Gabriel Zucman já passou pela London School of Economics e hoje dá aula na Universidade da Califórnia em Berkeley (Divulgação)
João Pedro Caleiro
Publicado em 4 de abril de 2016 às 18h38.
São Paulo - Os documentos sobre as operações da Mossack Fonseca vazados ontem "mostram como a criminalidade está profundamente arraigada no mundo offshore", diz o economista francês Gabriel Zucman.
Professor da Universidade da Califórnia em Berkeley, ele publicou no ano passado o livro "The Hidden Wealth Of Nations" ("A Riqueza Escondida Das Nações", em tradução livre), que virou referência sobre paraísos fiscais.
O vazamento dos chamados Panama Papers pelo Consórcio International de Jornalistas Investigativos (ICIJ) engloba o período de 1970 a 2016 e mostra esquemas complexos de ocultação de patrimônio através da criação e gerenciamento de milhares de empresas offshore.
"Eles revelam que estas instituições estão dispostas a prover serviços a criminosos notórios em uma violação evidente das regras mais básicas contra lavagem de dinheiro e de due dilligence", diz Zucman em e-mail para EXAME.com.
Corrupção
No seu cálculo, o estoque acumulado nos paraísos fiscais cresceu 25% desde a crise de 2008 e hoje guarda R$ 7,6 trilhões - ou 8% da riqueza financeira total do mundo.
Neste valor entram as empresas offshore criadas por multinacionais e indivíduos para evitar o pagamentos de impostos.

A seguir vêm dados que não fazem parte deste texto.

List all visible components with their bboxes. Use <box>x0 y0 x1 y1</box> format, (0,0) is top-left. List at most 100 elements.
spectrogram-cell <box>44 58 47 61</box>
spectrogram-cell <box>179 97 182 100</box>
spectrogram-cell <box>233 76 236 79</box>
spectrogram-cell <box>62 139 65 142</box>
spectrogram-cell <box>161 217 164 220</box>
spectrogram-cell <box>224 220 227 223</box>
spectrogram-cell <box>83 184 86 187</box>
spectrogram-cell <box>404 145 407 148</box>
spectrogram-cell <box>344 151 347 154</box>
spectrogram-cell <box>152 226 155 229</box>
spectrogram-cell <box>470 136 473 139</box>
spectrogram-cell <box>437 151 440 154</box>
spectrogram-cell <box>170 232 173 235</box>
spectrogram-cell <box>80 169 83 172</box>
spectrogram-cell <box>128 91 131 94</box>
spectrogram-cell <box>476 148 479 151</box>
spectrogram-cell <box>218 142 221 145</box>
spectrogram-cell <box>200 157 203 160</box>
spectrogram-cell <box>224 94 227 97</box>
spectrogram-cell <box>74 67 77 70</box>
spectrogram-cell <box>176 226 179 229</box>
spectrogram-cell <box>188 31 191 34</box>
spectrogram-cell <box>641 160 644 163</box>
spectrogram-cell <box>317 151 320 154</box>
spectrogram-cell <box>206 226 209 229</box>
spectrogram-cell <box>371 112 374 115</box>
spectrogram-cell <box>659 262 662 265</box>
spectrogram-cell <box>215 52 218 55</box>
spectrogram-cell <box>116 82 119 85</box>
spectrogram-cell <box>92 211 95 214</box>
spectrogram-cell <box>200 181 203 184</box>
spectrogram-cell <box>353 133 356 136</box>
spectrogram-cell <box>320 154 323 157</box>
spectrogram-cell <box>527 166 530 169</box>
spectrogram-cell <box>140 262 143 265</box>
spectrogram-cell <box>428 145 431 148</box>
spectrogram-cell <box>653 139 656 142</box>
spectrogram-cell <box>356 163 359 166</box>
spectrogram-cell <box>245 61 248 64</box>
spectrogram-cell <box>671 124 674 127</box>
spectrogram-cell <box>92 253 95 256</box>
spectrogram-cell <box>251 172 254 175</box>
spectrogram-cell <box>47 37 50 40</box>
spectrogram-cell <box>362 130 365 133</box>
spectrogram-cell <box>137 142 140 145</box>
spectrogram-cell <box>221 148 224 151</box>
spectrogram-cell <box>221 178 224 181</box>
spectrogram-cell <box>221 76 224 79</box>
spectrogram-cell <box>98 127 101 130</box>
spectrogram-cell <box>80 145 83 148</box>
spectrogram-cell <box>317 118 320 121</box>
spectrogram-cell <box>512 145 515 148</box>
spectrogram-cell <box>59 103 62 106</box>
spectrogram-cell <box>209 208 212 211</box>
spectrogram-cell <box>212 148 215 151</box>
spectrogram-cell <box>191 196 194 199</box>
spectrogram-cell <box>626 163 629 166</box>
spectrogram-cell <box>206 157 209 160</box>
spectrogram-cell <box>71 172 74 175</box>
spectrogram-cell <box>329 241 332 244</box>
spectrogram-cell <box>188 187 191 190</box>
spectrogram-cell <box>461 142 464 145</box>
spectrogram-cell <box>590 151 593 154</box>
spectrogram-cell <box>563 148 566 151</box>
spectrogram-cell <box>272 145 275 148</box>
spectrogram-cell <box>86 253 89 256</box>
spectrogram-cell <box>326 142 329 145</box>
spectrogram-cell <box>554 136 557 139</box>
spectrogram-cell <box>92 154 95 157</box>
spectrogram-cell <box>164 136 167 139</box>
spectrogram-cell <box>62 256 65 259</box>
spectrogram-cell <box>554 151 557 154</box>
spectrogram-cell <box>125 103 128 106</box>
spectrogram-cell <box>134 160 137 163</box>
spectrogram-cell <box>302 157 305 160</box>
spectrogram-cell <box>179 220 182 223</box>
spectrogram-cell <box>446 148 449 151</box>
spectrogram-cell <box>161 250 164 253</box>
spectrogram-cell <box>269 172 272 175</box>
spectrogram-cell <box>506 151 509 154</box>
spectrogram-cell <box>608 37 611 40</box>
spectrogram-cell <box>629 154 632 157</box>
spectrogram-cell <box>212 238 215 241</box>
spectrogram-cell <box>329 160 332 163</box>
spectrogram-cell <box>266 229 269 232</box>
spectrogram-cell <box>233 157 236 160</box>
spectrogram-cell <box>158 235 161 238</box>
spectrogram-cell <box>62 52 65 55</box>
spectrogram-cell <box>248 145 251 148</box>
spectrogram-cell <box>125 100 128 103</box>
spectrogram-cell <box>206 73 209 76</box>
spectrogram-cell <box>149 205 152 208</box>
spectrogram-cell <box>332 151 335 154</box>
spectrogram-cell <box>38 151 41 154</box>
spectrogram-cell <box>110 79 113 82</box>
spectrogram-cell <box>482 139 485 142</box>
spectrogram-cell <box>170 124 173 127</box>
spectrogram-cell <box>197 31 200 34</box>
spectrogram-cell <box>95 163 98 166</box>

Isso não é necessariamente ilegal, mas abre a porta para esquemas complexos de ocultação de patrimônio, lavagem de dinheiro e corrupção - como mostram os Panama Papers.
“Eles são bem mais do que eu imaginava. O mundo está mudando muito. Todo mundo sabia dessas coisas, mas fingia não ver. Isso não é vazamento, é transparência”, diz Marcelo Medeiros, pesquisador do Ipea e especialista em desigualdade.
Ao menos 107 offshores foram criadas para pelo menos 57 envolvidos no esquema de desvios na Petrobras, por exemplo, e outros brasileiros também foram citados.
Os papéis também mostram um esquema para enriquecer aliados de Vladimir Putin, presidente da Rússia, e citam Sigmundur Gunnlaugsson, primeiro-ministro da Islândia, Petro Poroshenko, presidente da Ucrânia, e Mauricio Macri, presidente da Argentina.
Regulação
Recentemente, o G-20 e a OCDE começaram a planejar medidas na direção de maior transparência dos registros e compartilhamento automático de informações entre os países. Para Zucman, é muito pouco:
"Não basta simplesmente pedir para que as instituições dos paraísos fiscais apliquem a regulação internacional, porque como estes vazamentos mostram, muitas delas simplesmente não o fazem e não tem nenhum incentivo para o fazer".
De acordo com Zucman, há basicamente duas formas de regulação. A primeira é sobre a operação das instituições e a segunda é tentando identificar os reais beneficiários das contas.
"As duas abordagens são necessárias e complementares, mas por enquanto tentamos apenas a primeira, que é insuficiente e muito ingênua. Já passou da hora de tentarmos a segunda", diz Zucman.
Isso também incluiria aplicar sanções aos territórios que permitem este tipo de liberdade no seu setor financeiro. A sanção seria a regra, e só seria suspendida quando os beneficiários das contas incorporadas fossem corretamente identificados.
"Por que sequer permitimos a uma indústria financeira existir nas Ilhas Virgens Britânicas ou no Panamá se existe tanta evidência de que isso está sendo usado para facilitar crimes?", ele pergunta.
Mais de 100 mil empresas (ou 1 em cada 2 citadas no caso) foram incorporadas só nas Ilhas Virgens Britânicas, que tem apenas 28 mil habitantes. A pequena ilha Niue, no Pacífico, teve o equivalente a 8 empresas criadas pela Mossack Fonseca para cada habitante.